路線バスかシャトルバスを利用しないとここまで来ることができないが、今から35年くらい前だとバス停となっているここまでマイカーで来ることができ、その当時管理人は車をここに駐めて家族5人で尾瀬沼へ行ったことがある。
その当時の面影がわずかに残っているこのバス停を懐かしく思う。


路線バスを御池で降り(¥600)、ここから七入まで御池古道を歩くつもりだが、入口がわからない。
そこで売店に入って尋ねると御池ロッジ(村営の宿泊施設)の裏手が入口になっているとの答を得た。
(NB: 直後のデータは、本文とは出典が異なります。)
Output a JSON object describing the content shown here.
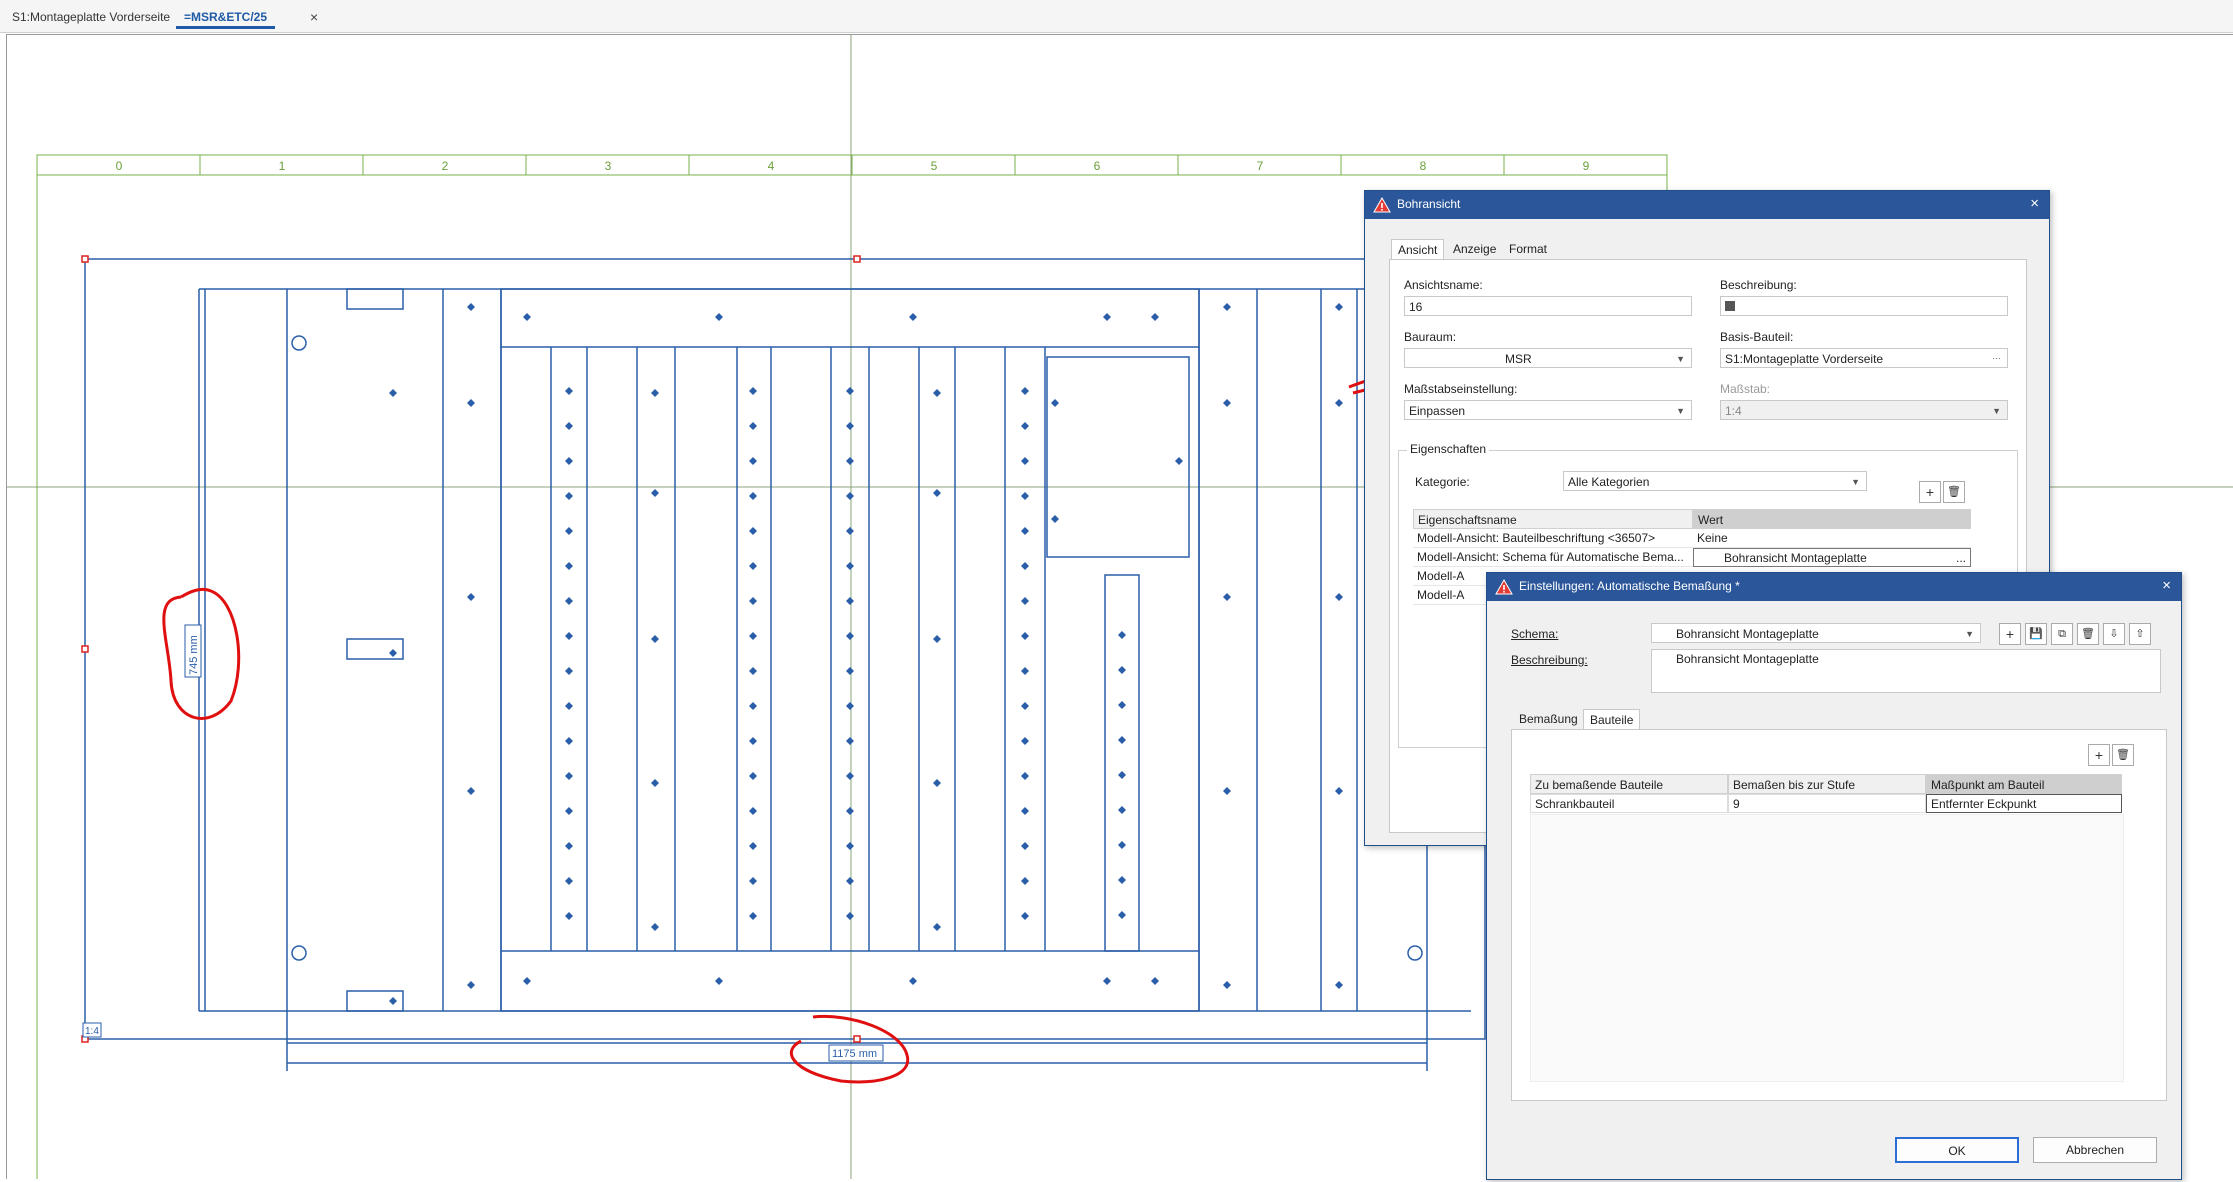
{
  "tabs": [
    {
      "label": "S1:Montageplatte Vorderseite",
      "active": false
    },
    {
      "label": "=MSR&ETC/25",
      "active": true
    }
  ],
  "drawing": {
    "ruler_labels": [
      "0",
      "1",
      "2",
      "3",
      "4",
      "5",
      "6",
      "7",
      "8",
      "9"
    ],
    "height_dim": "745 mm",
    "width_dim": "1175 mm",
    "scale_marker": "1:4"
  },
  "dialog_bohransicht": {
    "title": "Bohransicht",
    "tabs": [
      "Ansicht",
      "Anzeige",
      "Format"
    ],
    "ansichtsname_label": "Ansichtsname:",
    "ansichtsname_value": "16",
    "beschreibung_label": "Beschreibung:",
    "bauraum_label": "Bauraum:",
    "bauraum_value": "MSR",
    "basis_label": "Basis-Bauteil:",
    "basis_value": "S1:Montageplatte Vorderseite",
    "massstabseinstellung_label": "Maßstabseinstellung:",
    "massstabseinstellung_value": "Einpassen",
    "massstab_label": "Maßstab:",
    "massstab_value": "1:4",
    "eigenschaften_label": "Eigenschaften",
    "kategorie_label": "Kategorie:",
    "kategorie_value": "Alle Kategorien",
    "grid_headers": [
      "Eigenschaftsname",
      "Wert"
    ],
    "grid_rows": [
      {
        "name": "Modell-Ansicht: Bauteilbeschriftung <36507>",
        "value": "Keine"
      },
      {
        "name": "Modell-Ansicht: Schema für Automatische Bema...",
        "value": "Bohransicht Montageplatte"
      },
      {
        "name": "Modell-A",
        "value": ""
      },
      {
        "name": "Modell-A",
        "value": ""
      }
    ],
    "browse_label": "..."
  },
  "dialog_einstellungen": {
    "title": "Einstellungen: Automatische Bemaßung *",
    "schema_label": "Schema:",
    "schema_value": "Bohransicht Montageplatte",
    "beschreibung_label": "Beschreibung:",
    "beschreibung_value": "Bohransicht Montageplatte",
    "tabs": [
      "Bemaßung",
      "Bauteile"
    ],
    "grid_headers": [
      "Zu bemaßende Bauteile",
      "Bemaßen bis zur Stufe",
      "Maßpunkt am Bauteil"
    ],
    "grid_rows": [
      {
        "bauteile": "Schrankbauteil",
        "stufe": "9",
        "masspunkt": "Entfernter Eckpunkt"
      }
    ],
    "ok_label": "OK",
    "cancel_label": "Abbrechen"
  },
  "annotation_question": "?"
}
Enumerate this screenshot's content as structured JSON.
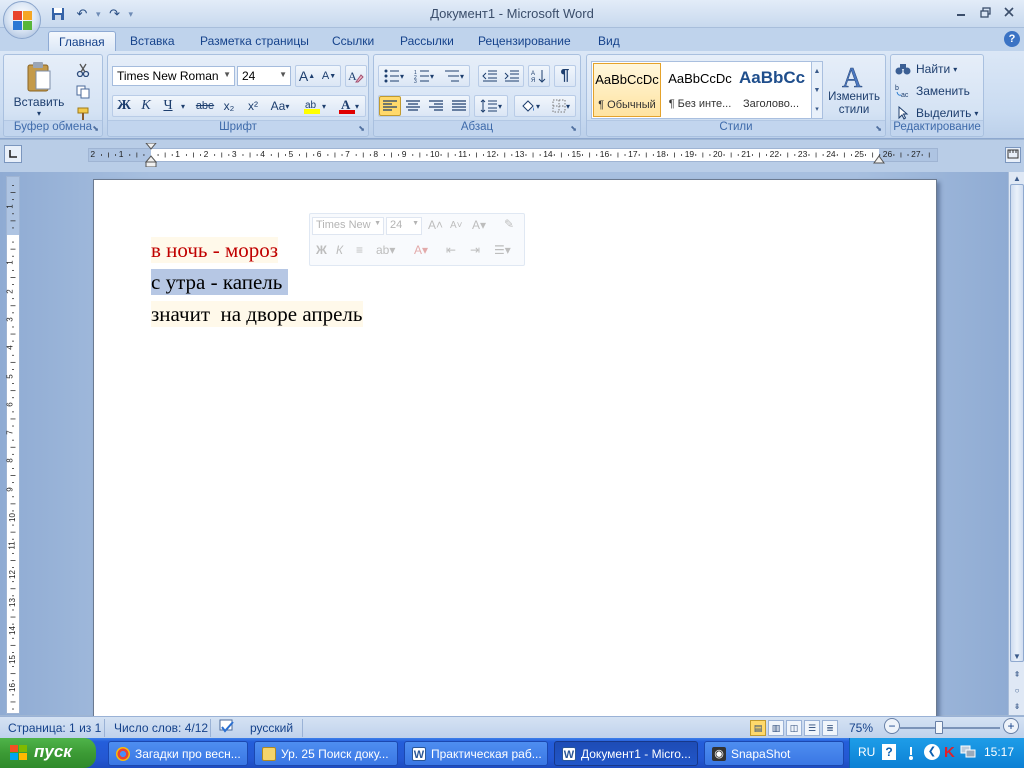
{
  "window": {
    "title": "Документ1 - Microsoft Word",
    "minimize": "▬",
    "restore": "❐",
    "close": "✕"
  },
  "qat": {
    "save": "💾",
    "undo": "↶",
    "redo": "↷",
    "customize": "▾"
  },
  "tabs": [
    {
      "label": "Главная",
      "active": true
    },
    {
      "label": "Вставка"
    },
    {
      "label": "Разметка страницы"
    },
    {
      "label": "Ссылки"
    },
    {
      "label": "Рассылки"
    },
    {
      "label": "Рецензирование"
    },
    {
      "label": "Вид"
    }
  ],
  "help": "?",
  "ribbon": {
    "clipboard": {
      "label": "Буфер обмена",
      "paste_label": "Вставить",
      "cut_icon": "scissors-icon",
      "copy_icon": "copy-icon",
      "format_painter_icon": "format-painter-icon"
    },
    "font": {
      "label": "Шрифт",
      "font_name": "Times New Roman",
      "font_size": "24",
      "grow": "A",
      "shrink": "A",
      "clear": "A",
      "bold": "Ж",
      "italic": "К",
      "underline": "Ч",
      "strike": "abe",
      "subscript": "x₂",
      "superscript": "x²",
      "case": "Aa"
    },
    "paragraph": {
      "label": "Абзац",
      "pilcrow": "¶"
    },
    "styles": {
      "label": "Стили",
      "items": [
        {
          "sample": "AaBbCcDc",
          "name": "¶ Обычный",
          "selected": true
        },
        {
          "sample": "AaBbCcDc",
          "name": "¶ Без инте..."
        },
        {
          "sample": "AaBbCc",
          "name": "Заголово..."
        }
      ],
      "change_styles": "Изменить стили"
    },
    "editing": {
      "label": "Редактирование",
      "find": "Найти",
      "replace": "Заменить",
      "select": "Выделить"
    }
  },
  "ruler": {
    "numbers": [
      "2",
      "1",
      "1",
      "2",
      "3",
      "4",
      "5",
      "6",
      "7",
      "8",
      "9",
      "10",
      "11",
      "12",
      "13",
      "14",
      "15",
      "16",
      "17",
      "18",
      "19",
      "20",
      "21",
      "22",
      "23",
      "24",
      "25",
      "26",
      "27"
    ],
    "vnumbers": [
      "2",
      "1",
      "1",
      "2",
      "3",
      "4",
      "5",
      "6",
      "7",
      "8",
      "9",
      "10",
      "11",
      "12",
      "13",
      "14",
      "15",
      "16"
    ]
  },
  "document": {
    "lines": [
      "в ночь - мороз",
      "с утра - капель",
      "значит  на дворе апрель"
    ]
  },
  "mini_toolbar": {
    "font": "Times New",
    "size": "24"
  },
  "statusbar": {
    "page": "Страница: 1 из 1",
    "words": "Число слов: 4/12",
    "language": "русский",
    "zoom": "75%",
    "zoom_minus": "−",
    "zoom_plus": "+",
    "zoom_level_fraction": 0.4
  },
  "taskbar": {
    "start": "пуск",
    "items": [
      {
        "label": "Загадки про весн...",
        "icon": "chrome-icon"
      },
      {
        "label": "Ур. 25 Поиск доку...",
        "icon": "folder-icon"
      },
      {
        "label": "Практическая раб...",
        "icon": "word-icon"
      },
      {
        "label": "Документ1 - Micro...",
        "icon": "word-icon",
        "active": true
      },
      {
        "label": "SnapaShot",
        "icon": "camera-icon"
      }
    ],
    "lang": "RU",
    "time": "15:17"
  },
  "colors": {
    "line1_text": "#c00000",
    "selection": "#b6c7e4",
    "ribbon": "#c9dbf1",
    "taskbar": "#245edb",
    "start": "#3c9b35"
  }
}
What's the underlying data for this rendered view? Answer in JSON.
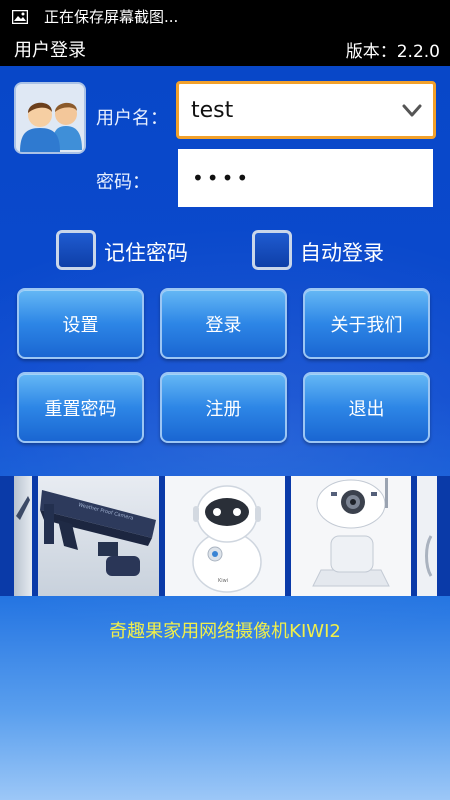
{
  "status_bar": {
    "text": "正在保存屏幕截图...",
    "icon": "image-icon"
  },
  "title_bar": {
    "title": "用户登录",
    "version": "版本：2.2.0"
  },
  "login": {
    "username_label": "用户名：",
    "username_value": "test",
    "password_label": "密码：",
    "password_value": "••••",
    "avatar_icon": "users-icon",
    "dropdown_icon": "chevron-down-icon"
  },
  "options": {
    "remember_password": "记住密码",
    "auto_login": "自动登录"
  },
  "buttons": {
    "settings": "设置",
    "login": "登录",
    "about": "关于我们",
    "reset_password": "重置密码",
    "register": "注册",
    "exit": "退出"
  },
  "gallery": {
    "items": [
      "camera-bullet",
      "camera-robot",
      "camera-ptz"
    ]
  },
  "tagline": "奇趣果家用网络摄像机KIWI2",
  "colors": {
    "accent_border": "#f2a12b",
    "tagline": "#f1ef4a",
    "background": "#0a49cc"
  }
}
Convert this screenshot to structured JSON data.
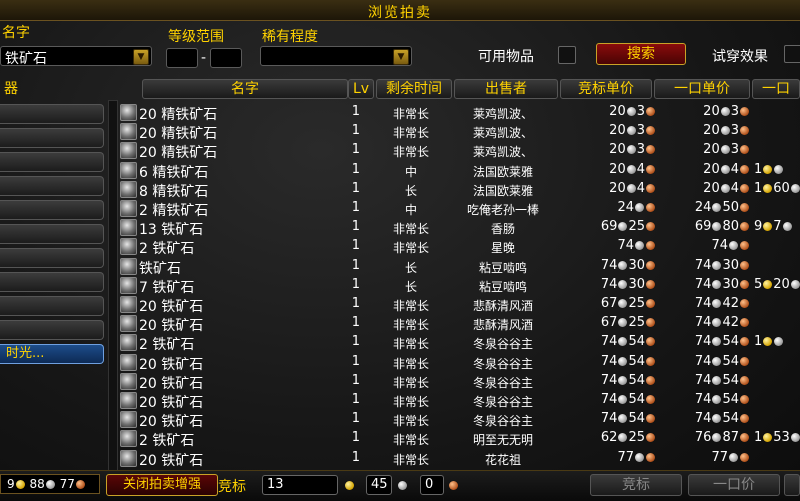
{
  "window": {
    "title": "浏览拍卖"
  },
  "filters": {
    "name_label": "名字",
    "name_value": "铁矿石",
    "level_label": "等级范围",
    "level_min": "",
    "level_sep": "-",
    "level_max": "",
    "rarity_label": "稀有程度",
    "rarity_value": "",
    "usable_label": "可用物品",
    "search_button": "搜索",
    "preview_label": "试穿效果"
  },
  "categories": {
    "header": "器",
    "items": [
      "",
      "",
      "",
      "",
      "",
      "",
      "",
      "",
      "",
      "",
      ""
    ],
    "selected_label": "时光..."
  },
  "columns": {
    "name": "名字",
    "lv": "Lv",
    "time": "剩余时间",
    "seller": "出售者",
    "bid": "竞标单价",
    "buyout": "一口单价",
    "extra": "一口"
  },
  "rows": [
    {
      "name": "20 精铁矿石",
      "lv": "1",
      "time": "非常长",
      "seller": "莱鸡凯波、",
      "bid": [
        "20",
        "3"
      ],
      "buy": [
        "20",
        "3"
      ],
      "extra": []
    },
    {
      "name": "20 精铁矿石",
      "lv": "1",
      "time": "非常长",
      "seller": "莱鸡凯波、",
      "bid": [
        "20",
        "3"
      ],
      "buy": [
        "20",
        "3"
      ],
      "extra": []
    },
    {
      "name": "20 精铁矿石",
      "lv": "1",
      "time": "非常长",
      "seller": "莱鸡凯波、",
      "bid": [
        "20",
        "3"
      ],
      "buy": [
        "20",
        "3"
      ],
      "extra": []
    },
    {
      "name": "6 精铁矿石",
      "lv": "1",
      "time": "中",
      "seller": "法国欧莱雅",
      "bid": [
        "20",
        "4"
      ],
      "buy": [
        "20",
        "4"
      ],
      "extra": [
        "1",
        ""
      ]
    },
    {
      "name": "8 精铁矿石",
      "lv": "1",
      "time": "长",
      "seller": "法国欧莱雅",
      "bid": [
        "20",
        "4"
      ],
      "buy": [
        "20",
        "4"
      ],
      "extra": [
        "1",
        "60"
      ]
    },
    {
      "name": "2 精铁矿石",
      "lv": "1",
      "time": "中",
      "seller": "吃俺老孙一棒",
      "bid": [
        "24",
        ""
      ],
      "buy": [
        "24",
        "50"
      ],
      "extra": []
    },
    {
      "name": "13 铁矿石",
      "lv": "1",
      "time": "非常长",
      "seller": "香肠",
      "bid": [
        "69",
        "25"
      ],
      "buy": [
        "69",
        "80"
      ],
      "extra": [
        "9",
        "7"
      ]
    },
    {
      "name": "2 铁矿石",
      "lv": "1",
      "time": "非常长",
      "seller": "星晚",
      "bid": [
        "74",
        ""
      ],
      "buy": [
        "74",
        ""
      ],
      "extra": []
    },
    {
      "name": "铁矿石",
      "lv": "1",
      "time": "长",
      "seller": "粘豆啮鸣",
      "bid": [
        "74",
        "30"
      ],
      "buy": [
        "74",
        "30"
      ],
      "extra": []
    },
    {
      "name": "7 铁矿石",
      "lv": "1",
      "time": "长",
      "seller": "粘豆啮鸣",
      "bid": [
        "74",
        "30"
      ],
      "buy": [
        "74",
        "30"
      ],
      "extra": [
        "5",
        "20"
      ]
    },
    {
      "name": "20 铁矿石",
      "lv": "1",
      "time": "非常长",
      "seller": "悲酥清风酒",
      "bid": [
        "67",
        "25"
      ],
      "buy": [
        "74",
        "42"
      ],
      "extra": []
    },
    {
      "name": "20 铁矿石",
      "lv": "1",
      "time": "非常长",
      "seller": "悲酥清风酒",
      "bid": [
        "67",
        "25"
      ],
      "buy": [
        "74",
        "42"
      ],
      "extra": []
    },
    {
      "name": "2 铁矿石",
      "lv": "1",
      "time": "非常长",
      "seller": "冬泉谷谷主",
      "bid": [
        "74",
        "54"
      ],
      "buy": [
        "74",
        "54"
      ],
      "extra": [
        "1",
        ""
      ]
    },
    {
      "name": "20 铁矿石",
      "lv": "1",
      "time": "非常长",
      "seller": "冬泉谷谷主",
      "bid": [
        "74",
        "54"
      ],
      "buy": [
        "74",
        "54"
      ],
      "extra": []
    },
    {
      "name": "20 铁矿石",
      "lv": "1",
      "time": "非常长",
      "seller": "冬泉谷谷主",
      "bid": [
        "74",
        "54"
      ],
      "buy": [
        "74",
        "54"
      ],
      "extra": []
    },
    {
      "name": "20 铁矿石",
      "lv": "1",
      "time": "非常长",
      "seller": "冬泉谷谷主",
      "bid": [
        "74",
        "54"
      ],
      "buy": [
        "74",
        "54"
      ],
      "extra": []
    },
    {
      "name": "20 铁矿石",
      "lv": "1",
      "time": "非常长",
      "seller": "冬泉谷谷主",
      "bid": [
        "74",
        "54"
      ],
      "buy": [
        "74",
        "54"
      ],
      "extra": []
    },
    {
      "name": "2 铁矿石",
      "lv": "1",
      "time": "非常长",
      "seller": "明至无无明",
      "bid": [
        "62",
        "25"
      ],
      "buy": [
        "76",
        "87"
      ],
      "extra": [
        "1",
        "53"
      ]
    },
    {
      "name": "20 铁矿石",
      "lv": "1",
      "time": "非常长",
      "seller": "花花祖",
      "bid": [
        "77",
        ""
      ],
      "buy": [
        "77",
        ""
      ],
      "extra": []
    }
  ],
  "bottom": {
    "money_silver": "88",
    "money_copper": "77",
    "money_gold": "9",
    "close_button": "关闭拍卖增强",
    "bid_label": "竞标",
    "bid_gold": "13",
    "bid_silver": "45",
    "bid_copper": "0",
    "bid_button": "竞标",
    "buyout_button": "一口价"
  }
}
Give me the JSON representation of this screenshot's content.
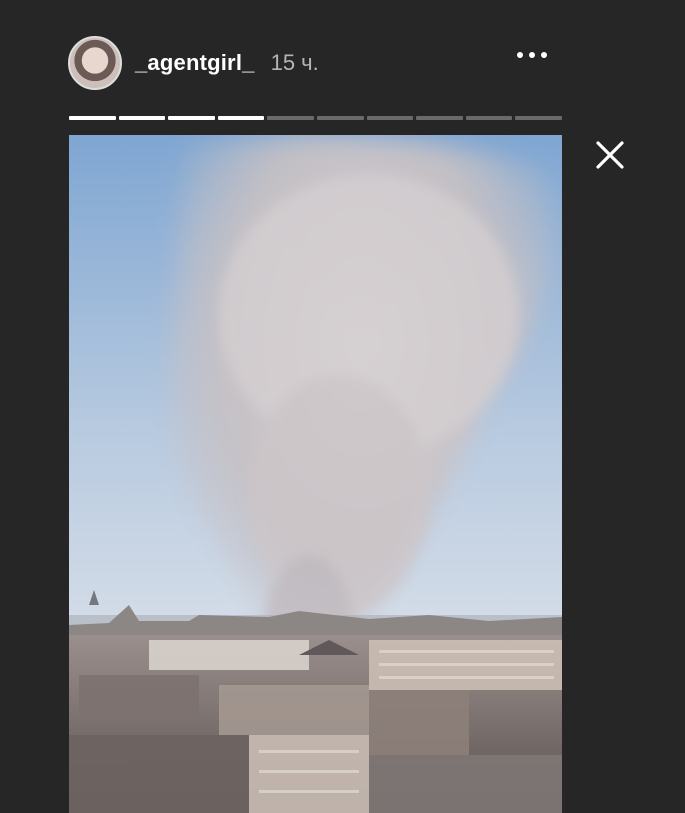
{
  "story": {
    "username": "_agentgirl_",
    "time": "15 ч.",
    "progress": {
      "segments": 10,
      "completed": 4,
      "current_fraction": 0.0
    }
  },
  "icons": {
    "avatar": "avatar-image",
    "more": "more-options-icon",
    "close": "close-icon"
  },
  "colors": {
    "background": "#262626",
    "progress_done": "#ffffff",
    "progress_pending": "#6a6a6a",
    "sky_top": "#8fb1d6",
    "sky_bottom": "#d7dfe8",
    "smoke": "#c9c4c6"
  }
}
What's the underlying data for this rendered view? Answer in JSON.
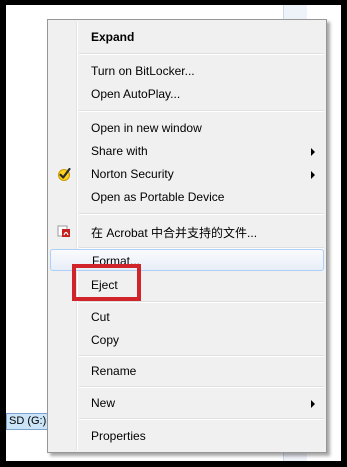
{
  "menu": {
    "expand": "Expand",
    "bitlocker": "Turn on BitLocker...",
    "autoplay": "Open AutoPlay...",
    "new_window": "Open in new window",
    "share_with": "Share with",
    "norton": "Norton Security",
    "portable": "Open as Portable Device",
    "acrobat": "在 Acrobat 中合并支持的文件...",
    "format": "Format...",
    "eject": "Eject",
    "cut": "Cut",
    "copy": "Copy",
    "rename": "Rename",
    "new": "New",
    "properties": "Properties"
  },
  "explorer": {
    "drive_label": "SD (G:)"
  },
  "colors": {
    "highlight_box": "#d1232a",
    "hover_border": "#aecff7",
    "selection": "#cce4f7"
  },
  "icons": {
    "norton": "norton-check-icon",
    "acrobat": "acrobat-icon"
  }
}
なるほど、表からだとわからないが、こんなところに木道があった。


さあ、御池古道とはどんな道なのか楽しみ。


なかなかいいではないか。
沼田街道は山道だがこちらはほぼ平坦といっていい。


沼田街道にはなかった湿原もある。


沼田街道のブナ林も見事だったがこちらも凄い!


すごいブナだなぁ!


こちらはミズナラ。
これも貫禄がある。


見事としかいいようのない広大なブナ林に目を見張るだけ。


黄葉のトンネルを歩く。
これが国道から5メートルと離れていないとは凄いもんだ。


すぐ脇を走る国道352号線。
シーズン外れとあって車はほとんど通らない。


実にきれいに色づいたブナの葉。


オオモミジ


ここで一旦、国道に出るが、その距離わずか5メートル。
ここから再び林の中へ。


ブナ林は続くが飽きることのない景色だ。


御池古道も3/4ほど歩き、モーカケの滝と出合う。
展望デッキがあり、滝を遠くから眺める。


展望デッキ下のオガラバナ


同じくカエデ類の紅葉


展望デッキを離れて七入へ向かって行く。


なんとなく人工的に整備されているような道に変わった。
駐車場が近いのかもわからない。


幼木なのか目の高さにあるブナ。
陽の当たる部分の葉は朱色に、上にある葉の陰になっている部分は黄色と、これが自然の妙味というものなのだろう。


ここで沼田街道と交わり、御池古道は終わる。


七入駐車場は朝と同じく、管理人の車だけ。
6泊7日の車中泊の旅も今日が最後、これから日光まで3時間かけて戻ろう。